Ready access to power is therefore a priceless asset for developers and landowners.

Time to get tactical

If there’s competition between sites to access power, it’s time to get tactical.

Securing power capacity requires a strategic approach all of its own. A wide range of information is needed from which decisions to phase both investment in power and a development build-out programme can then be made. Typically, it’s important to understand:

  • The size and voltage of the utility infrastructure around a site and its likely capacity thresholds
  • Existing supply agreements with the DNO’s
  • Current usage and available capacity at existing substations
  • Potential constraints on the network
  • Your future load demand and power requirements
  • The load gap between existing supply and future demand
  • Your own needs and your willingness to phase your requirements
  • Options to procure power from an alternative company to the incumbent DNO
  • Route proving studies to rule in or rule out alternative connection points
  • Whether your site has space to site your own primary substation
  • Opportunities for onsite generation and storage to reduce peak demand

Given the constraints on the network, what is clear is the importance of putting in a request for power to the DNO at the pre-planning stage, and for large schemes, engaging with the DNOs strategic planning teams so they’re aware of upcoming developments requiring a power connection.

Power availability is now a key part of any site due diligence assessment. Once a decision is made to invest in a site, new or existing, formally applying for connectivity is a vital step in-conjunction with a planning application.

The smart money is on microgrids

Connecting to a local renewable energy generation scheme to supply power via a private wire power purchase agreement (PPA), or investing in your own micro-grid, is an increasingly smart, effective and commercially advantageous way to reduce the load required from the grid.

With many local plans requiring investment in onsite or nearby renewable energy generation to reduce energy related carbon emissions, extending the investment to a microgrid to capture the lifetime benefits of the renewable technologies, is a logical step to take.
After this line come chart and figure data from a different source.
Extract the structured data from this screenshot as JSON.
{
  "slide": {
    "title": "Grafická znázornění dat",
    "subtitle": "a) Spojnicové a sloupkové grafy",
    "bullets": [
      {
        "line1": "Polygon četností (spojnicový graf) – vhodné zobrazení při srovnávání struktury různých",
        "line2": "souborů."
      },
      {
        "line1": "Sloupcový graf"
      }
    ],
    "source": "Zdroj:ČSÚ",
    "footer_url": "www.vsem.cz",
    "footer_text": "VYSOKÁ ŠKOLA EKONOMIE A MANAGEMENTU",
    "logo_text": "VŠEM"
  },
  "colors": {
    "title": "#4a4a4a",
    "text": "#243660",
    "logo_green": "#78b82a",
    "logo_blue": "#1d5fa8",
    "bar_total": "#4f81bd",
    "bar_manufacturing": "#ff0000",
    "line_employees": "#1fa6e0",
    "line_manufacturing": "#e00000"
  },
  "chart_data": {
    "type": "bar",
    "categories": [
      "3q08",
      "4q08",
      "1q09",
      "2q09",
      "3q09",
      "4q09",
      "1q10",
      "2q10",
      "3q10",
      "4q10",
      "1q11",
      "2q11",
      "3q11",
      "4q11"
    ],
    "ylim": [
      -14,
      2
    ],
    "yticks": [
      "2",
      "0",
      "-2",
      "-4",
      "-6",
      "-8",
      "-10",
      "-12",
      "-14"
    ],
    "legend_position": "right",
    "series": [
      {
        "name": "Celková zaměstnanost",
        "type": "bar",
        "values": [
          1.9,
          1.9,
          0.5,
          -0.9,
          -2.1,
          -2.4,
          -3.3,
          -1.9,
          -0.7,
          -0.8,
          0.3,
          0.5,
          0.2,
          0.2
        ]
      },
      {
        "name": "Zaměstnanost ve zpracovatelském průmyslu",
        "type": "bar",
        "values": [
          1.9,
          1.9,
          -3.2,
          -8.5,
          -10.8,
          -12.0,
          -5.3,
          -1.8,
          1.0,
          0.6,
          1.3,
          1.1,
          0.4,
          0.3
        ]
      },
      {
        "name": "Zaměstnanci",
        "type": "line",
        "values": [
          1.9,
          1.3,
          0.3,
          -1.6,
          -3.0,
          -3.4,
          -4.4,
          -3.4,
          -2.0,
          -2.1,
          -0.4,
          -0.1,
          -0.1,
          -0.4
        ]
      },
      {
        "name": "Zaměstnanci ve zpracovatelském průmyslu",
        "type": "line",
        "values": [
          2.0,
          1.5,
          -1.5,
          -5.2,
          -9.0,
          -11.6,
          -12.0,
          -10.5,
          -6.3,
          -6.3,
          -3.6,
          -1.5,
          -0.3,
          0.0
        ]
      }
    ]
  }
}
Our recent financial modelling of a proposed microgrid for a major development site in Greater Manchester revealed the long-term financial benefits that can be achieved. Upfront costs to invest in power generation and storage are considerably more, in this case by almost £400,000. However, over 25 years there is an eight-fold increase in return on investment compared to investing in the minimum requirements to meet planning regulations. Indeed, payback on the investment is also achieved quicker by five years.

If the idea of financing, owning, installing and managing energy is too much, there is a burgeoning market from third-party operators to offer ‘energy as a service’ (EaaS) to developers on a long-term agreement. The EaaS provider designs, builds, owns and operates the energy system on behalf of the developer.

In terms of higher utilisation of renewable energy, security of supply through storage, and the ability for users to pay the operator solely for the units they consume, the resulting environmental, social and governance (ESG) benefits strengthen the case for investing in microgrids.